Q:  Are environmental conditions monitored seven days a week, 24 hours per day?

A:  The data centers are manned and monitored 24x7x365 by employees of the data center provider.  This includes access and environmental conditions.

Q:  What is Outcome’s system back up procedures?

A:  All databases and application code, configuration files, and artifacts are backed up nightly and transmitted by private network to Outcome's central data facility in Cambridge.  Data are backed up to tape and archived by a nationally recognized archival vendor.

Q:  Reliability

A:  Outcome focuses not only on collecting but also on securing data. Outcome offers a secure facility and failover processes to keep your data safe. Outcome maintains system security through both physical and logical methods. Databases are maintained in a secure, access controlled and monitored facility. The mechanisms employed are in-band processes (encryption, authentication, and intrusion detection), out-of-band processes (user identification, secure storage and back-up, data redacting, and non-modifiable audit trails), and system redundancy. Additionally, an external assessment of system security is routinely performed by an independent, expert third party.

Q:  How is access to the system maintained?

A:  Access to the Outcome system is based on defined user roles. These roles determine the specific menus, tasks, and information to which a user has access. By integrating this technology with standard procedures for user definition, password selection and updating, and other features, we can prevent unauthorized access to the study and secure information.

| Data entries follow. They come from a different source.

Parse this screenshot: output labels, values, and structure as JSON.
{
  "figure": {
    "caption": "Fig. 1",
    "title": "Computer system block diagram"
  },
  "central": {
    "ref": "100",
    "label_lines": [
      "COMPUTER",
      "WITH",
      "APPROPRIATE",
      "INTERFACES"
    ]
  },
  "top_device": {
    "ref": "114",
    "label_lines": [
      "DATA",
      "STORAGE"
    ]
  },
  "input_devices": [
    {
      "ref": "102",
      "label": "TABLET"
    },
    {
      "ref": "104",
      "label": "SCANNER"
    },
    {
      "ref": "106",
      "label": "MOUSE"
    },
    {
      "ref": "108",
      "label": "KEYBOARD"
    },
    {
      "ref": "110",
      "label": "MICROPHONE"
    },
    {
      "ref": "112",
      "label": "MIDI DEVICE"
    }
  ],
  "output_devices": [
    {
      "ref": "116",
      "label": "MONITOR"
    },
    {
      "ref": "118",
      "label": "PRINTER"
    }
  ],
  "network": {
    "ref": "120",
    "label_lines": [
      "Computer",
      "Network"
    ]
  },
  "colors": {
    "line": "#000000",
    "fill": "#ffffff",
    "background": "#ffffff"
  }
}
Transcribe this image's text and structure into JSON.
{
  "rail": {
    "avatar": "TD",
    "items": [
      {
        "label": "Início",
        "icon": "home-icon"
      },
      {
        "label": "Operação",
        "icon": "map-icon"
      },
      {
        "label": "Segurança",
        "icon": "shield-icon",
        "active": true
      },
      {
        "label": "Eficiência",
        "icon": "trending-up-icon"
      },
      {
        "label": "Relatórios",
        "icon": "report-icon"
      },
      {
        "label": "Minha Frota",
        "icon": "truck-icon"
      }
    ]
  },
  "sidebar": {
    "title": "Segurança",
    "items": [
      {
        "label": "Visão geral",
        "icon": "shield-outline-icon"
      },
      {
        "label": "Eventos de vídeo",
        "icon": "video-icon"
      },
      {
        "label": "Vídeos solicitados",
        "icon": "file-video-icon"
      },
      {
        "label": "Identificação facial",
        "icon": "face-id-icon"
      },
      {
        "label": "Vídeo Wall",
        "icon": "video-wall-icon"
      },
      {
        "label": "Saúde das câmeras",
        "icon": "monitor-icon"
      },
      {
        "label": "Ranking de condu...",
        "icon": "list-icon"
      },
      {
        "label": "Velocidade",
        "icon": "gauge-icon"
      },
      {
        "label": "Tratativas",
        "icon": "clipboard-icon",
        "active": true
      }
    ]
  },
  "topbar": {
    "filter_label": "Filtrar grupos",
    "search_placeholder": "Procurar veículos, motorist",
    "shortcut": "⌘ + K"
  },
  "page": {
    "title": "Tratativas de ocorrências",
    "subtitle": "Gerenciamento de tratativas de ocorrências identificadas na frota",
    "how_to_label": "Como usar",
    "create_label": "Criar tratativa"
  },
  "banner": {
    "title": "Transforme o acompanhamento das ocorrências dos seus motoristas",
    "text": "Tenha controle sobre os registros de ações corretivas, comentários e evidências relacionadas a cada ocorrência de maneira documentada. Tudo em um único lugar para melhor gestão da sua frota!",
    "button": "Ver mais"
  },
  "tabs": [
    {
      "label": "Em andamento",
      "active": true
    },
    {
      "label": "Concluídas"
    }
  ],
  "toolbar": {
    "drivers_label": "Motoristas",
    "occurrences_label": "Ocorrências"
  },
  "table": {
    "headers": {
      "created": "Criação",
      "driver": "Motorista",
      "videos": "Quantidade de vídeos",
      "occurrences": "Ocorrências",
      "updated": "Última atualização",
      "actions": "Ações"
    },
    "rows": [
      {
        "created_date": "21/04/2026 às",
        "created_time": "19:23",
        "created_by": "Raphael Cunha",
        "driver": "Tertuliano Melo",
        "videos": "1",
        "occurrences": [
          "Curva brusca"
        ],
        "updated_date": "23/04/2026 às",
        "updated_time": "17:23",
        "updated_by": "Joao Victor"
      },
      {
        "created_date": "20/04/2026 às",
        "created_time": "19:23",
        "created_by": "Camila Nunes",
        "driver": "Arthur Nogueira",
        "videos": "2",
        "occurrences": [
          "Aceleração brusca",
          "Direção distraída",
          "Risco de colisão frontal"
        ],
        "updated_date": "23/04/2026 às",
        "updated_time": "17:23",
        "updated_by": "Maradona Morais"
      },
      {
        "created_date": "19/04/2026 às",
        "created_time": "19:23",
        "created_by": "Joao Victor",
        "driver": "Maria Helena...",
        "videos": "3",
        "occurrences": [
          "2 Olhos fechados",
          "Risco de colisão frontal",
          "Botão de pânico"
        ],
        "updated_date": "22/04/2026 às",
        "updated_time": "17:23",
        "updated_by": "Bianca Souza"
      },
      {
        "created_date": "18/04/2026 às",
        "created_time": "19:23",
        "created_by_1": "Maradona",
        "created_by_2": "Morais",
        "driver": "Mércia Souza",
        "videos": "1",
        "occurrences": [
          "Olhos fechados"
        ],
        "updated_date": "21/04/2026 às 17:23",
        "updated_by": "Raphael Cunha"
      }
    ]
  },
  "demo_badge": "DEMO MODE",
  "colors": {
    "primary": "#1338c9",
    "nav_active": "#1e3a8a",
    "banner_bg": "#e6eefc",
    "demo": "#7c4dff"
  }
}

Outcome’s security standards meet or exceed those established for privacy protected and/or other sensitive HCFA information sent over the Internet.

Q:  How are the systems access controlled on the server and client workstation including encryption method, capability to view passwords and password integrity?

A:  Systems are accessed via individual username and password.  Passwords are encrypted at the browser using a DES encryption key and transmitted to the server where they are compared to the encrypted password stored in the database.  The communication of the encrypted password is secured using SSL.  Passwords are never visible in unencrypted format.

Q:  How is disaster recovery setup (Hot, Warm, Cold or Other)?

A:  It depends on the point of failure, if the App server or Instance fails the recovery is warm, if the database fails the recovery is hot (clustered oracle).